Secretary: On the other hand I have to remember that beginning with September 1931 the entire League, with our efforts, has been engaged with attempts at conciliation, and not until we had been doing that for four or five months and the results had proved to be entirely nugatory did we take these more drastic methods of principle, and I don’t propose to abandon those to go back and begin over again on conciliation. I don’t propose to give up the steps which have already been taken as a result of the acts of Japan last year, and I don’t think the League will gain anything by doing it. It is a mere occasion of cowardice and an abandonment of the steps which the world has accepted since the War. It is bound to be regarded as so by public opinion of this country. In other words, we have to consolidate the gains already made and then make the next steps in advance. Otherwise you give up those gains and you will not get them again. It will give the impression of defeat. That is what I am troubled by in this proposal. It disregards the fact of all the work from September 30 last year, on.

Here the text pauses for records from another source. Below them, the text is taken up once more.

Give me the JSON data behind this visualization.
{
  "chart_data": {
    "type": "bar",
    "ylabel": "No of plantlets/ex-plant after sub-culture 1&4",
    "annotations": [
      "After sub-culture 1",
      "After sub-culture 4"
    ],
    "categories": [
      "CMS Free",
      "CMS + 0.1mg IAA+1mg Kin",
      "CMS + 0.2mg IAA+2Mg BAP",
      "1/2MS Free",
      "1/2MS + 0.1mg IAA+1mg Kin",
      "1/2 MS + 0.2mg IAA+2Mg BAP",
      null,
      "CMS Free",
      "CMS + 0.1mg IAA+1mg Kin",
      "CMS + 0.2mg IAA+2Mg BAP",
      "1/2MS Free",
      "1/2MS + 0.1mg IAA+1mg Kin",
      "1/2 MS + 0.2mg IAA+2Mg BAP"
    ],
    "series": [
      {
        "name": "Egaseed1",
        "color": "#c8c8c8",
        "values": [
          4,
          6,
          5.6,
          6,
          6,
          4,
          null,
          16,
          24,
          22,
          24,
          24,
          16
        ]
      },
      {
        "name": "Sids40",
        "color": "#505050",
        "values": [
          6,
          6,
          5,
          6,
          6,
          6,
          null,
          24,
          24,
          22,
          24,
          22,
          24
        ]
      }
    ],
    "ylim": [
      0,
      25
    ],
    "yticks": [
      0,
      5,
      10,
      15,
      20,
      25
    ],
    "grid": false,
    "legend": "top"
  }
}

Wilson: There is only this to be said: There are signs in the Japanese delegation and some from Tokyo that the ice is breaking a bit and that they are more disposed to conciliation than they were before. That may or may not be based on true fact. I am not really certain.

Secretary: We are watching that pretty carefully, and it is the view of the Far Eastern Division and myself here that you will not help that breaking of the ice by any sign of weakness. Not a bit. Just the reverse. And a good deal of the output that has been coming from Tokyo is, in our opinion, an effort to dominate the diplomacy of the other nations by a display of what might be called diplomatic terrorism.

Wilson: One further thing seems to stand out rather clearly. That is that while the delegation here would be disposed to have us participate, the Foreign Office, under the influence of public opinion, is pretty firm still not to give their consent to such participation.

[Page 428]

Secretary: We have no idea whatever of giving the impression that we are seeking the job. Not the least. And I don’t want anybody to run any risk of giving that impression. We are sitting very pretty in our off-side position, and I am inclined to think that our influence there may be stronger than in any other form. I have only considered the question of conciliation because it was brought up to me by the League. I am not at all anxious to take it. Now you get my position, don’t you?

Wilson: Yes, I think it is clear, Mr. Secretary.

Secretary: All right. You send me a copy of that resolution as fast as you can.

Wilson: The meeting will be over at live o’clock and I will get what comes out of that.

Secretary: I think, as you reported, their present movement has been in the direction of weakness. I mean in the report you sent me before.

Wilson: There is no doubt about it.

Secretary: That would be very serious. Wait a minute. Hornbeck wants me to listen to something. Just hold the wire.

Wilson: Yes.

Secretary: I say again, as I said in the beginning, that I must reserve my final judgment about what we will do until I see the text of the resolution. I can’t say a thing, and this is entirely just by way of guidance to you and to such other persons as you can in safety and in confidence think it will help.

  1. Between Mr. Stimson in Washington and Mr. Wilson in Geneva, December 15, 1932, 10:30 a.m.